So me and my friend started compiling a list of answers to some of the transphobic/obvious/intrusive questions people may have about me being trans, when college starts again next year, feel free to use them, or add your own Q: "Does he have a vagina?" A: "His crotch is a swirling vortex, that when seen will pull you into the void outside of time and space" Q: "So he's a girl?: A: "I can't tell you... It's classified. We've all had to sign confidentiality forms, something to do with Area 51 and the American government sorry" Q:"Is he trans?" A: "He is an ever changing orb of colour, this isn't even his final form" Q: "How do they have sex?" A: "Oh, he hasn't really mentioned it before, something to do with sacrificing a goat, I wasn't really paying attention" OR ALTERNATIVELY A: "They sit across a table from each other staring into each other's eyes as tentacles emerge from their nostrils and ferociously tangle between them. It's pretty hot."
I meant final form, I should go back and change that one, thanks for pointing it out If you have any, feel free to add some
Ha! this is a lot cleverer than I am about it usually.
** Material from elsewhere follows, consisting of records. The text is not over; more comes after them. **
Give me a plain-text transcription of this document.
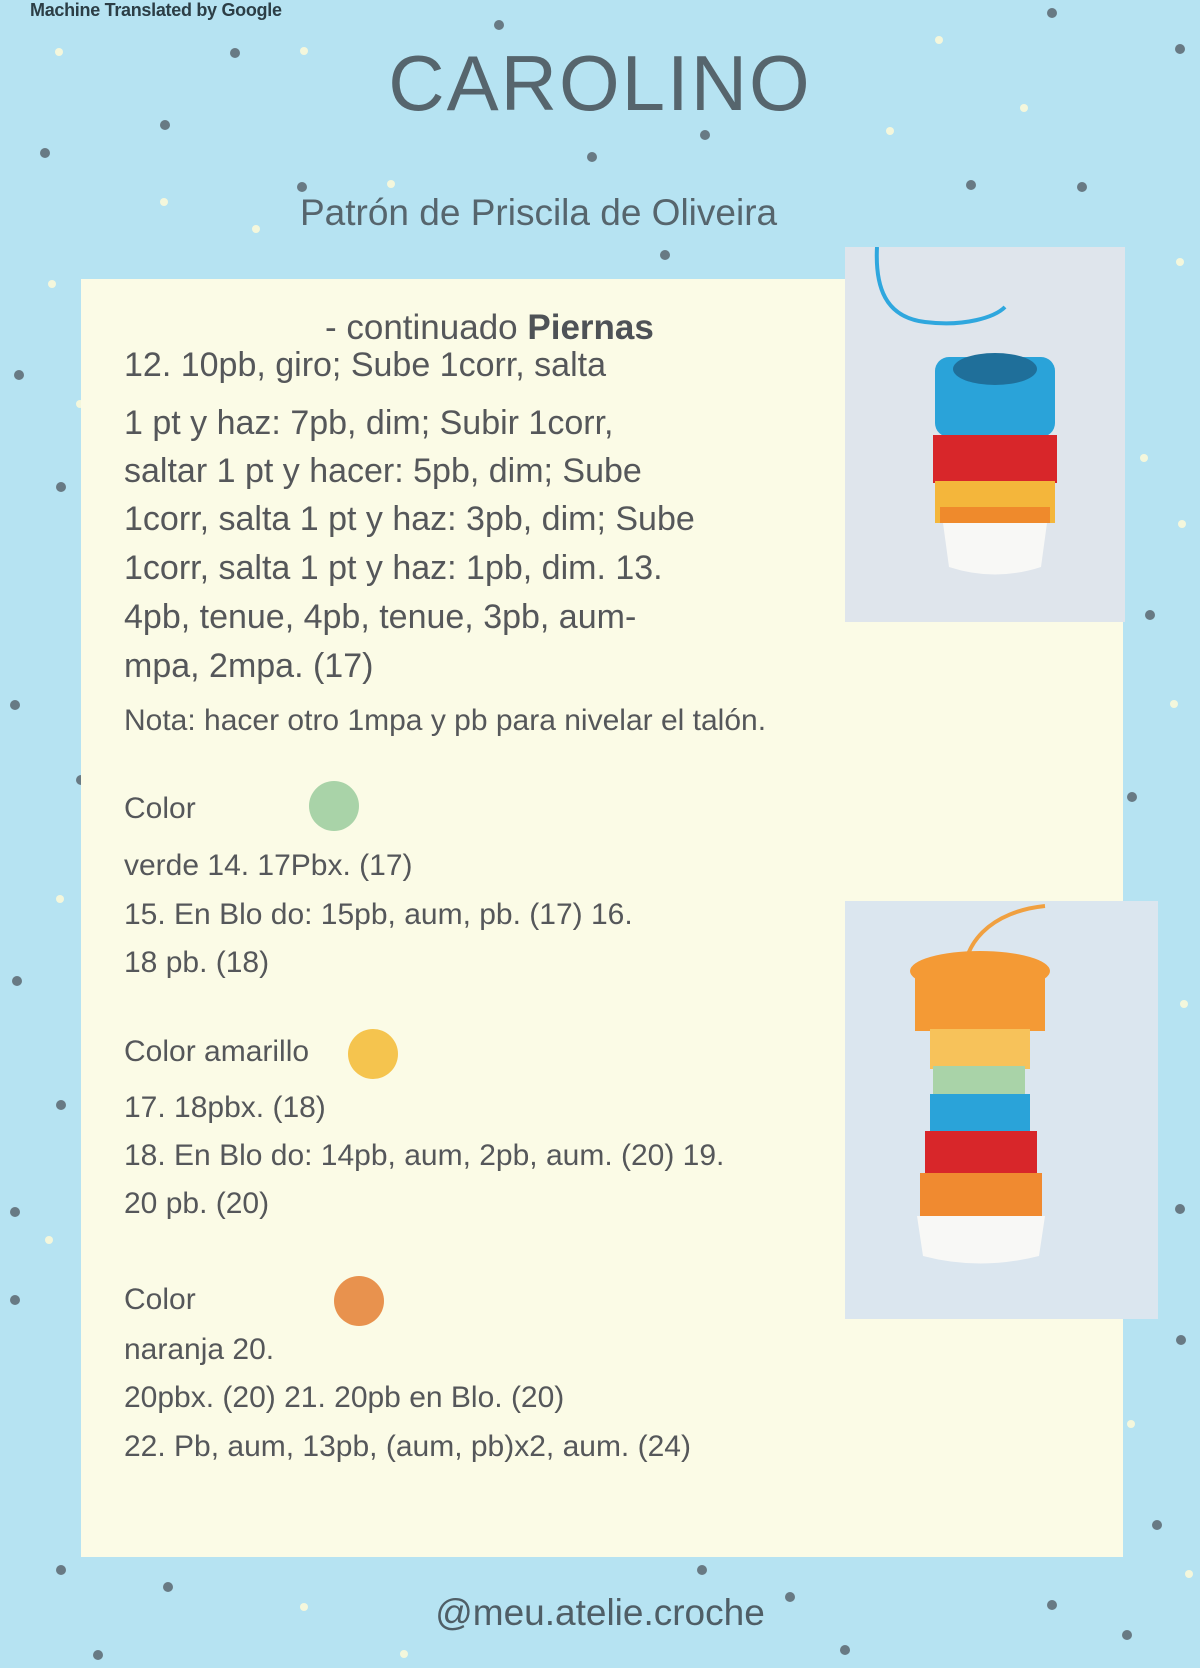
Machine Translated by Google
CAROLINO
Patrón de Priscila de Oliveira
- continuado Piernas
12. 10pb, giro; Sube 1corr, salta
1 pt y haz: 7pb, dim; Subir 1corr,
saltar 1 pt y hacer: 5pb, dim; Sube
1corr, salta 1 pt y haz: 3pb, dim; Sube
1corr, salta 1 pt y haz: 1pb, dim. 13.
4pb, tenue, 4pb, tenue, 3pb, aum-
mpa, 2mpa. (17)
Nota: hacer otro 1mpa y pb para nivelar el talón.
Color
verde 14. 17Pbx. (17)
15. En Blo do: 15pb, aum, pb. (17) 16.
18 pb. (18)
Color amarillo
17. 18pbx. (18)
18. En Blo do: 14pb, aum, 2pb, aum. (20) 19.
20 pb. (20)
Color
naranja 20.
20pbx. (20) 21. 20pb en Blo. (20)
22. Pb, aum, 13pb, (aum, pb)x2, aum. (24)
@meu.atelie.croche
Gonna have to file that away as an option! These sort of conversations normally end with me telling the other person that they're being a nosy, disrespectful shitlord who needs to go back and start this conversation over after they've decided to treat everyone here like a human being.
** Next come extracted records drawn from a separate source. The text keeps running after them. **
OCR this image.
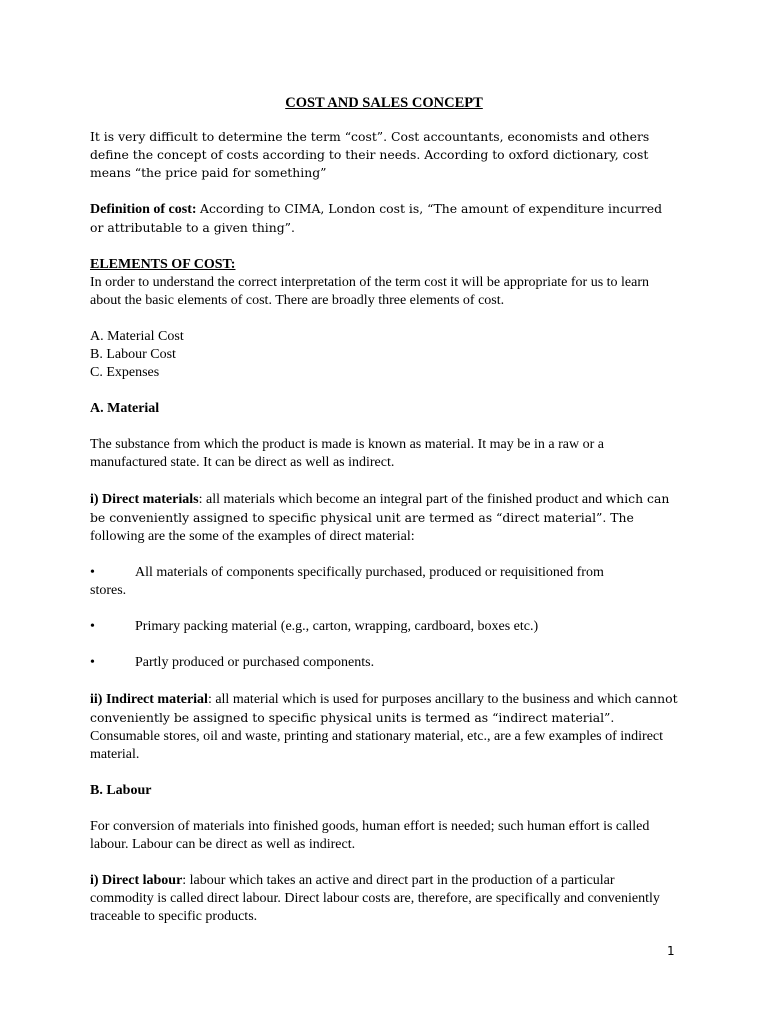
COST AND SALES CONCEPT

It is very difficult to determine the term “cost”. Cost accountants, economists and others define the concept of costs according to their needs. According to oxford dictionary, cost means “the price paid for something”

Definition of cost: According to CIMA, London cost is, “The amount of expenditure incurred or attributable to a given thing”.

ELEMENTS OF COST:

In order to understand the correct interpretation of the term cost it will be appropriate for us to learn about the basic elements of cost. There are broadly three elements of cost.

A. Material Cost
B. Labour Cost
C. Expenses

A. Material

The substance from which the product is made is known as material. It may be in a raw or a manufactured state. It can be direct as well as indirect.

i) Direct materials: all materials which become an integral part of the finished product and which can be conveniently assigned to specific physical unit are termed as “direct material”. The following are the some of the examples of direct material:

•	All materials of components specifically purchased, produced or requisitioned from
stores.
•	Primary packing material (e.g., carton, wrapping, cardboard, boxes etc.)
•	Partly produced or purchased components.

ii) Indirect material: all material which is used for purposes ancillary to the business and which cannot conveniently be assigned to specific physical units is termed as “indirect material”. Consumable stores, oil and waste, printing and stationary material, etc., are a few examples of indirect material.

B. Labour

For conversion of materials into finished goods, human effort is needed; such human effort is called labour. Labour can be direct as well as indirect.

i) Direct labour: labour which takes an active and direct part in the production of a particular commodity is called direct labour. Direct labour costs are, therefore, are specifically and conveniently traceable to specific products.

1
Q. Well which genitals do you have? A. At least buy me a drink first. Q. How do they have sex, it must be something gross right? A. They don't believe in sex outside marriage to their partners, a midwife, thirty virgins and the spirits of their ancestors. If those conditions are met, only then may they begin their complicated courtship ritual, the details of which would blow your cisgendered mind. This is followed by the most butch partner becoming impregnated and biting the other ones head off to feed their newborn alien hellspawn. It occurs to me I put way to much thought in to that last question.
Q: "What do you have...you know, down there??" A: I have seven tentacles perpetually writhing around an all-seeing eyeball made of pure light. Each one vibrates with the energy specific to seven different planes of existance. Each one can grant you three wishes, but they're bound to do so only by the standard moral code of the plane of existance they vibrate on, so good luck if you pick the one that's chaotic evil! Q: "How do you have sex?" A: With a glass of absinthe and a little gusto. And preferably, not with you.
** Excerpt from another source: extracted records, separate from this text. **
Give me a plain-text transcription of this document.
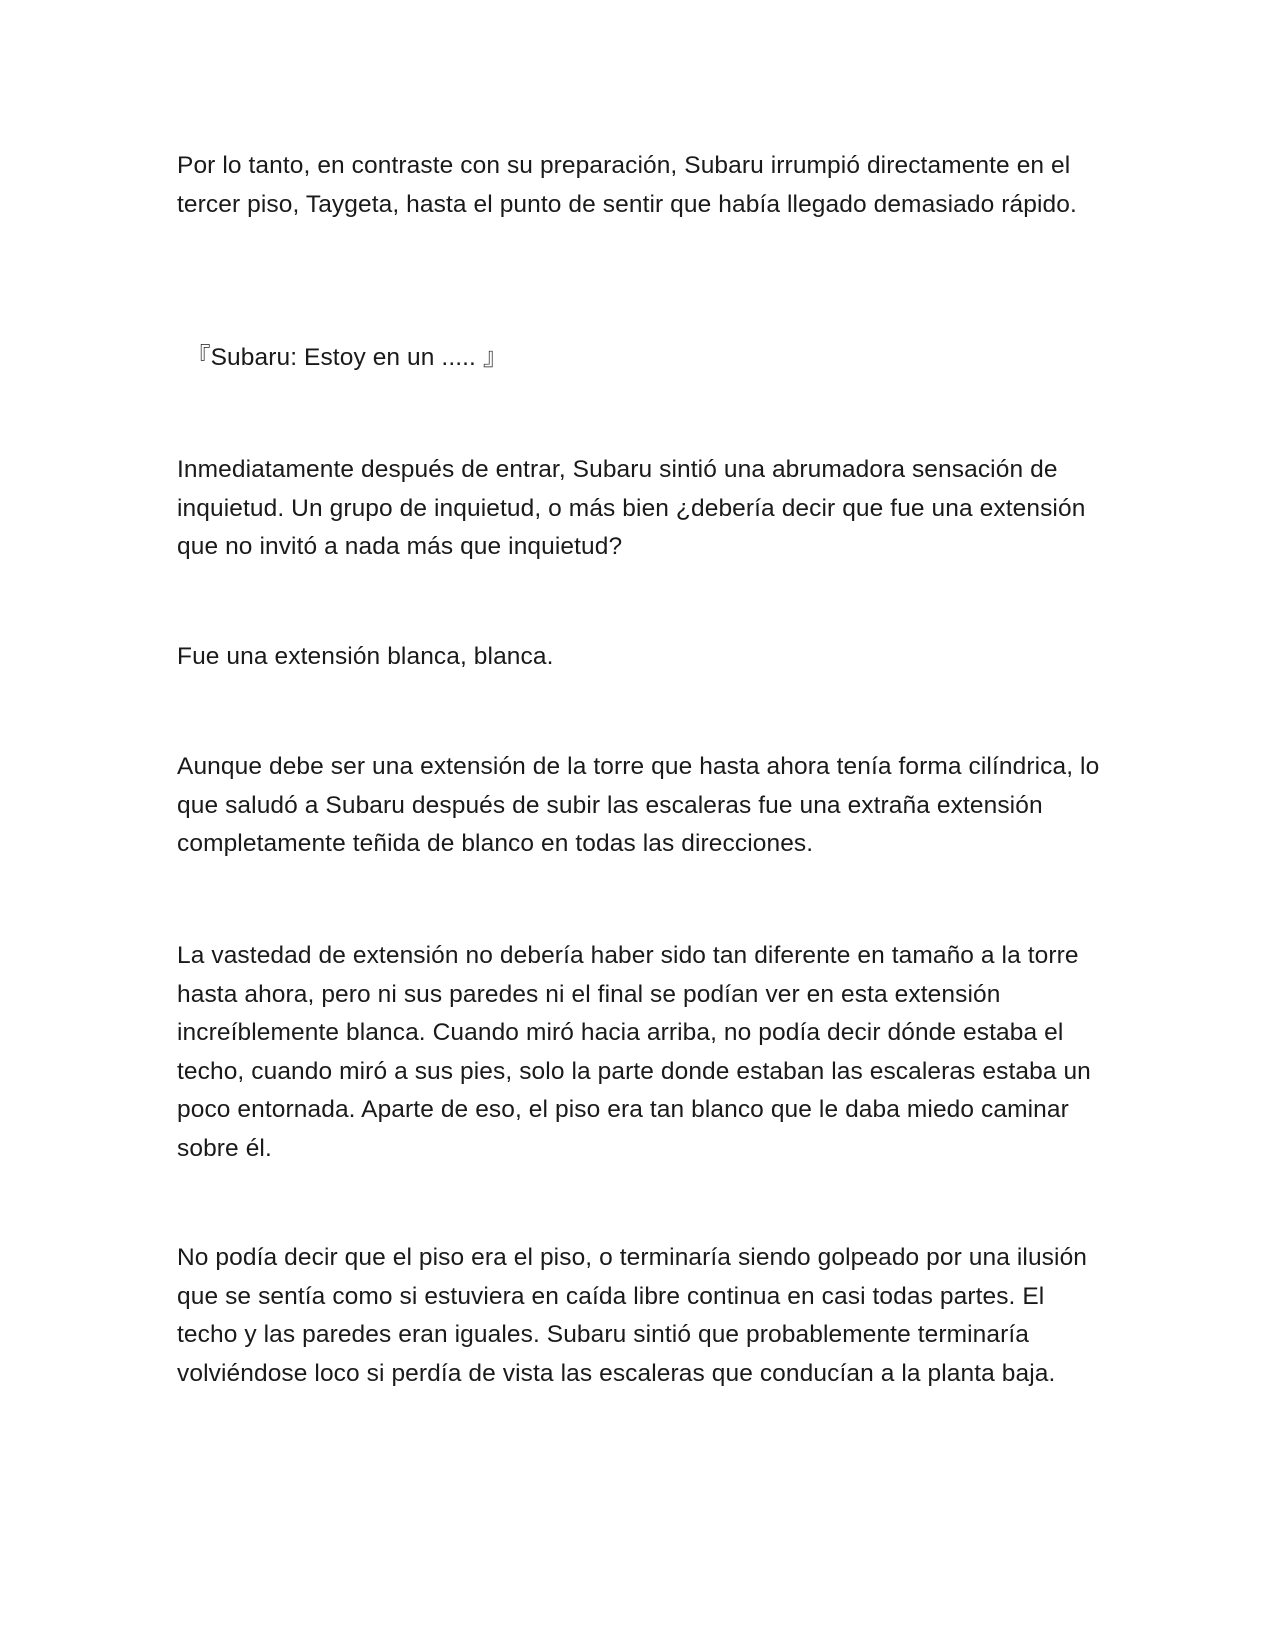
Por lo tanto, en contraste con su preparación, Subaru irrumpió directamente en el tercer piso, Taygeta, hasta el punto de sentir que había llegado demasiado rápido.

『Subaru: Estoy en un ..... 』

Inmediatamente después de entrar, Subaru sintió una abrumadora sensación de inquietud. Un grupo de inquietud, o más bien ¿debería decir que fue una extensión que no invitó a nada más que inquietud?

Fue una extensión blanca, blanca.

Aunque debe ser una extensión de la torre que hasta ahora tenía forma cilíndrica, lo que saludó a Subaru después de subir las escaleras fue una extraña extensión completamente teñida de blanco en todas las direcciones.

La vastedad de extensión no debería haber sido tan diferente en tamaño a la torre hasta ahora, pero ni sus paredes ni el final se podían ver en esta extensión increíblemente blanca. Cuando miró hacia arriba, no podía decir dónde estaba el techo, cuando miró a sus pies, solo la parte donde estaban las escaleras estaba un poco entornada. Aparte de eso, el piso era tan blanco que le daba miedo caminar sobre él.

No podía decir que el piso era el piso, o terminaría siendo golpeado por una ilusión que se sentía como si estuviera en caída libre continua en casi todas partes. El techo y las paredes eran iguales. Subaru sintió que probablemente terminaría volviéndose loco si perdía de vista las escaleras que conducían a la planta baja.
My answer, unless the person would benefit from my being nice, is usually "go fuck yourself with a cactus.
Q: (from a cis male) Sooo, do you like have a vagina?! A: Sooo, are you circumcised? Their eyeballs about fall out of their heads
Wow. I don't even know you, yet you sort of remind me of my older sister and her friends. (They're awesome.) This was really funny to read. XD
When a guy asks me if I have a penis I ask him if he is circumcised, sort of puts it into perspective for people.
Q: Sooo... are you a girl or a guy? A: I am a swirling vortex of dark energy, full of lightning and rage and stardust.
idk if this counts but when people misgender me in public, sometimes I'll misgender them back (if I'm feelin not-so-friendly). They usually take the hint quite quickly.
whenever people ask me about surgeries/hormones, i like to bombard them with questions about their medical history ("have you had your appendix removed? do you have both kidneys? when was your last prostate exam?")
Shared these with my daughter, who is a cis woman but occasionally gets misgendered or harassed for nonconforming gender expression. She loved them, of course.